Is sales different in the UK compared to the US?

We may drive on separate sides of the road and pronounce ‘aluminium’ differently, but what about sales? Do you sell differently when you cross the Atlantic? Let’s find out.

In May 2019, I was privileged to appear on Jeremey Donavan’s podcast, Hey Salespeople. Jeremey is SalesLoft’s VP of Sales Strategy and self-proclaimed sales nerd, so as you can imagine, we had a great time chewing the fat.

For the main part of the podcast, we talked about the differences between how I sell in the UK and how Jeremey does it in the States. We looked at 4 areas of sales and pinpointed the similarities and differences. Are we Brits so different from our brothers and sisters in the US? Let’s find out.

Cold calling/emailing

Jeremey told me how many organisations in the US have stopped cold calling and emailing companies in Europe because of GDPR. They are worried about falling foul of GDPR, with its strict guidelines and harsh penalties for breaching them. They prefer to leave Europe altogether until things have settled down.

However, in practice, GDPR hasn’t changed much around B2B cold calling and emailing. Here was my answer.

‘If it’s a business number on a company website, that’s publicly available information. We’re not talking about calling an individual in the home. The ability to pick up the phone, dial up the business number and create interest for your business is still the same. Ditto for email.’

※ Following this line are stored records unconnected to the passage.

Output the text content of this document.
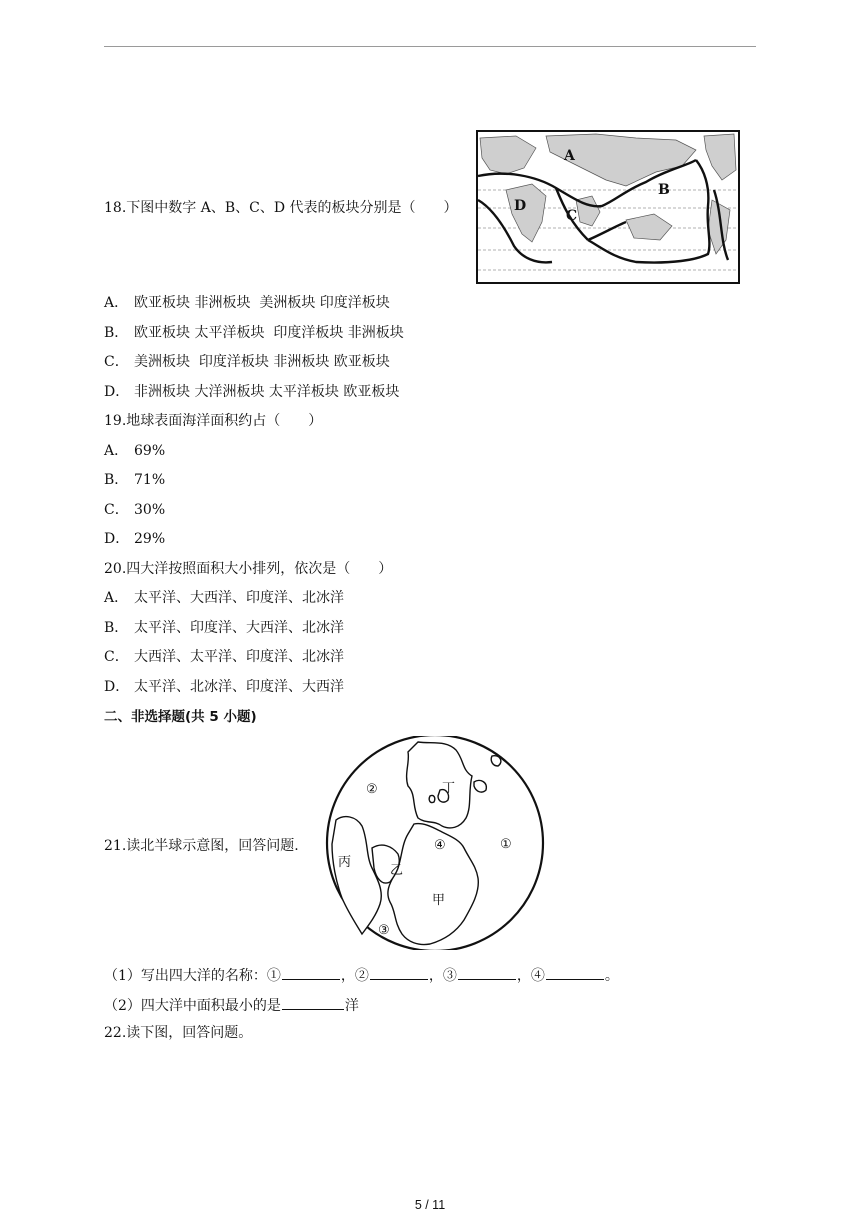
18.下图中数字 A、B、C、D 代表的板块分别是（　　）
A
B
C
D
A． 欧亚板块 非洲板块  美洲板块 印度洋板块
B． 欧亚板块 太平洋板块  印度洋板块 非洲板块
C． 美洲板块  印度洋板块 非洲板块 欧亚板块
D． 非洲板块 大洋洲板块 太平洋板块 欧亚板块
19.地球表面海洋面积约占（　　）
A． 69%
B． 71%
C． 30%
D． 29%
20.四大洋按照面积大小排列，依次是（　　）
A． 太平洋、大西洋、印度洋、北冰洋
B． 太平洋、印度洋、大西洋、北冰洋
C． 大西洋、太平洋、印度洋、北冰洋
D． 太平洋、北冰洋、印度洋、大西洋
二、非选择题(共 5 小题)
21.读北半球示意图，回答问题.
②	丁
①
④
丙
乙
甲
③
（1）写出四大洋的名称：①	，②	，③	，④	。
（2）四大洋中面积最小的是	洋
22.读下图，回答问题。
5 / 11
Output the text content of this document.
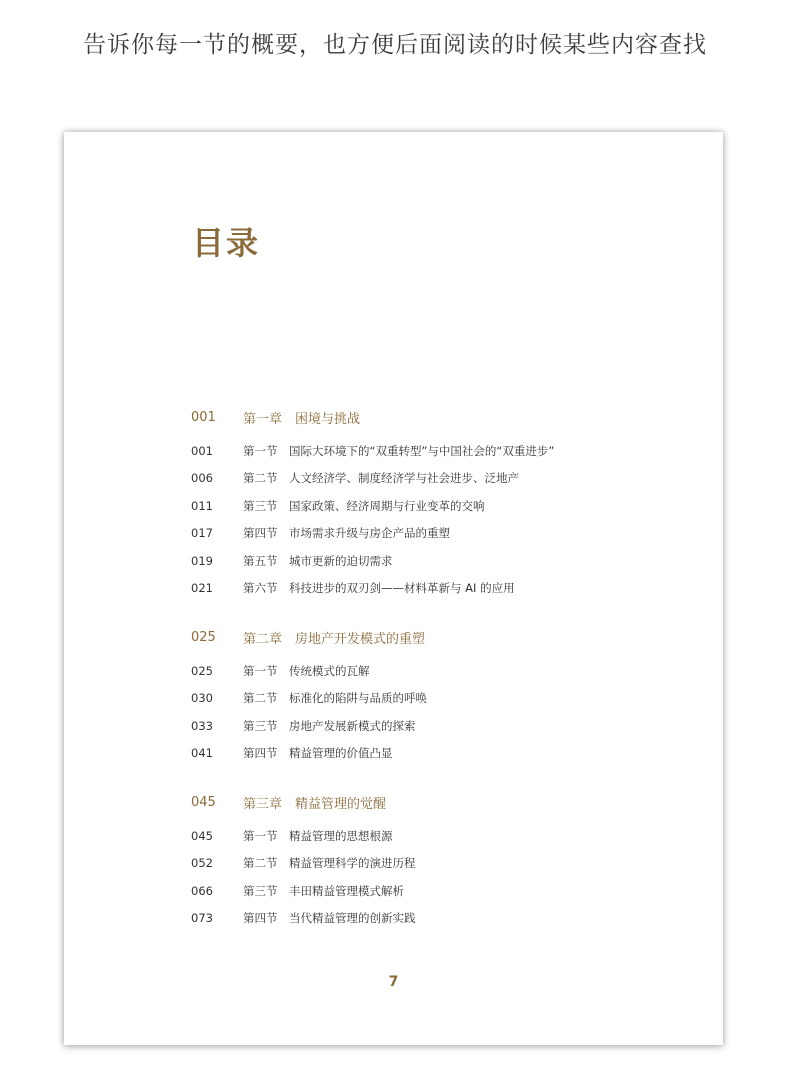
告诉你每一节的概要，也方便后面阅读的时候某些内容查找
目录
001	第一章 困境与挑战
001	第一节	国际大环境下的“双重转型”与中国社会的“双重进步”
006	第二节	人文经济学、制度经济学与社会进步、泛地产
011	第三节	国家政策、经济周期与行业变革的交响
017	第四节	市场需求升级与房企产品的重塑
019	第五节	城市更新的迫切需求
021	第六节	科技进步的双刃剑——材料革新与 AI 的应用
025	第二章 房地产开发模式的重塑
025	第一节	传统模式的瓦解
030	第二节	标准化的陷阱与品质的呼唤
033	第三节	房地产发展新模式的探索
041	第四节	精益管理的价值凸显
045	第三章 精益管理的觉醒
045	第一节	精益管理的思想根源
052	第二节	精益管理科学的演进历程
066	第三节	丰田精益管理模式解析
073	第四节	当代精益管理的创新实践
7
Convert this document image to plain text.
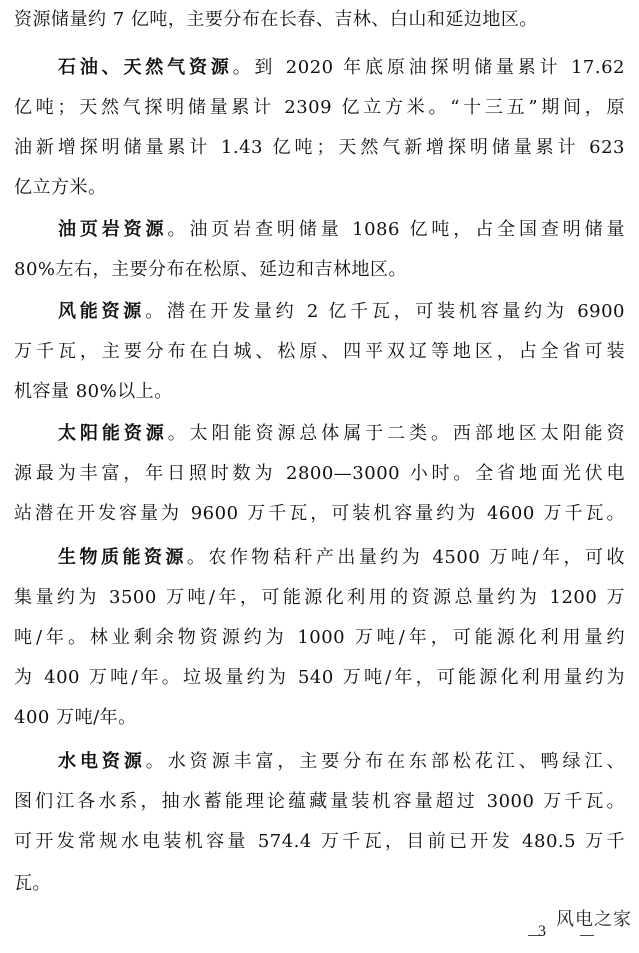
资源储量约 7 亿吨，主要分布在长春、吉林、白山和延边地区。
石油、天然气资源。到 2020 年底原油探明储量累计 17.62
亿吨；天然气探明储量累计 2309 亿立方米。“十三五”期间，原
油新增探明储量累计 1.43 亿吨；天然气新增探明储量累计 623
亿立方米。
油页岩资源。油页岩查明储量 1086 亿吨，占全国查明储量
80%左右，主要分布在松原、延边和吉林地区。
风能资源。潜在开发量约 2 亿千瓦，可装机容量约为 6900
万千瓦，主要分布在白城、松原、四平双辽等地区，占全省可装
机容量 80%以上。
太阳能资源。太阳能资源总体属于二类。西部地区太阳能资
源最为丰富，年日照时数为 2800—3000 小时。全省地面光伏电
站潜在开发容量为 9600 万千瓦，可装机容量约为 4600 万千瓦。
生物质能资源。农作物秸秆产出量约为 4500 万吨/年，可收
集量约为 3500 万吨/年，可能源化利用的资源总量约为 1200 万
吨/年。林业剩余物资源约为 1000 万吨/年，可能源化利用量约
为 400 万吨/年。垃圾量约为 540 万吨/年，可能源化利用量约为
400 万吨/年。
水电资源。水资源丰富，主要分布在东部松花江、鸭绿江、
图们江各水系，抽水蓄能理论蕴藏量装机容量超过 3000 万千瓦。
可开发常规水电装机容量 574.4 万千瓦，目前已开发 480.5 万千
瓦。
风电之家
3
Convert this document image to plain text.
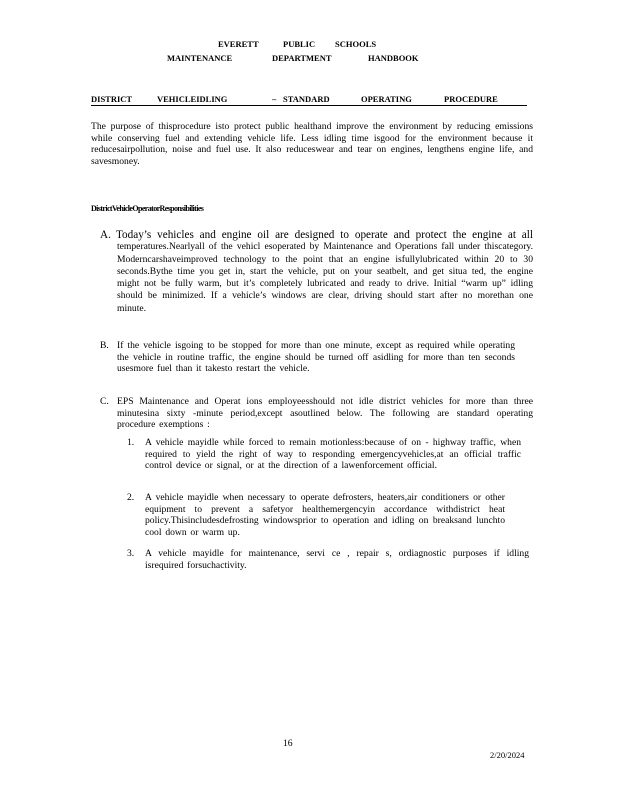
EVERETT	PUBLIC SCHOOLS
MAINTENANCE	DEPARTMENT	HANDBOOK
DISTRICT	VEHICLEIDLING	– STANDARD	OPERATING	PROCEDURE

The purpose of thisprocedure isto protect public healthand improve the environment by reducing emissions while conserving fuel and extending vehicle life. Less idling time isgood for the environment because it reducesairpollution, noise and fuel use. It also reduceswear and tear on engines, lengthens engine life, and savesmoney.

DistrictVehicleOperatorResponsibilities
A. Today’s vehicles and engine oil are designed to operate and protect the engine at all temperatures.Nearlyall of the vehicl esoperated by Maintenance and Operations fall under thiscategory. Moderncarshaveimproved technology to the point that an engine isfullylubricated within 20 to 30 seconds.Bythe time you get in, start the vehicle, put on your seatbelt, and get situa ted, the engine might not be fully warm, but it’s completely lubricated and ready to drive. Initial “warm up” idling should be minimized. If a vehicle’s windows are clear, driving should start after no morethan one minute.

B. If the vehicle isgoing to be stopped for more than one minute, except as required while operating the vehicle in routine traffic, the engine should be turned off asidling for more than ten seconds usesmore fuel than it takesto restart the vehicle.

C. EPS Maintenance and Operat ions employeesshould not idle district vehicles for more than three minutesina sixty -minute period,except asoutlined below. The following are standard operating procedure exemptions :

1. A vehicle mayidle while forced to remain motionless:because of on - highway traffic, when required to yield the right of way to responding emergencyvehicles,at an official traffic control device or signal, or at the direction of a lawenforcement official.

2. A vehicle mayidle when necessary to operate defrosters, heaters,air conditioners or other equipment to prevent a safetyor healthemergencyin accordance withdistrict heat policy.Thisincludesdefrosting windowsprior to operation and idling on breaksand lunchto cool down or warm up.

3. A vehicle mayidle for maintenance, servi ce , repair s, ordiagnostic purposes if idling isrequired forsuchactivity.

16
2/20/2024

Where GDPR has changed things is what you do with the data once you’ve used it, but that doesn’t affect how we sell.

Result: No difference

LinkedIn

LinkedIn is a social network that has united the business world. It’s removed divisions, not created them. What was heartening about discussing this with Jeremey is that what works on LinkedIn will work wherever your customer is based. Engaging with content, leveraging mutual connections; the personal touch works well everywhere.

Also, the brash sales techniques some people employ on LinkedIn are just as annoying there as well as here. As Jeremey put it.

‘When someone connects with me out of the blue, then the next thing I get is a half-page long InMail. I don’t like it. It doesn’t work particularly well. I assume that’s bad practice in the UK?’

Err… yes!

Result: No difference

Text messages

In the US, texting prospects at the start of the sales cycle is becoming more common. Jeremey isn’t a fan. He said it’s ‘extremely off-putting’.

That’s certainly true in the UK. People tend to be very sensitive about their mobiles. If someone you don’t know has your mobile number, it automatically puts your back up. You wonder how they’ve got it and what they’re going to do with it next.

So I guess the result is, no difference.

However, me personally, I have no problem with it. In fact, I quite like it. It makes a nice change from people emailing me or contacting me on LinkedIn. If you get me on text, you genuinely get me!

Face to face sales

How big does the deal on the table need to be for you to go and meet someone face to face?

In the UK, we are generally willing to meet someone when the numbers start to hit five figures. If you’re in the same city like London, it might be much less.

‘From a geographic perspective, you can get pretty much halfway up England on a train in a couple of hours. So, generally, there is a much higher expectation that you should meet someone face to face early on in an engagement. I do feel like it adds a huge amount of weight.’

‘I think anything below $10K is achievable over the phone, but that final sign-off will still happen quicker if you go and shake their hand.’

Obviously, the US is a much bigger country. There isn’t that expectation that there will always be a meeting. People are happier to B2B deals over the phone up to a much larger level.

Result: DIFFERENCE!

Two countries united in sales

So as it turns out, there isn’t much difference between sales here in the UK and over there in the US. The main difference, the point at which you go to meet a customer face to face, is more of a geographical problem than any fundamental difference.

It’s heartening. It also one of the reasons why so US companies are locating their EMEA bases in the UK. We speak the same language!

What do you think? What do you see as the main differences in how we sell B2B in the UK and US? Maybe you’ve worked in both countries and can give us some real insight.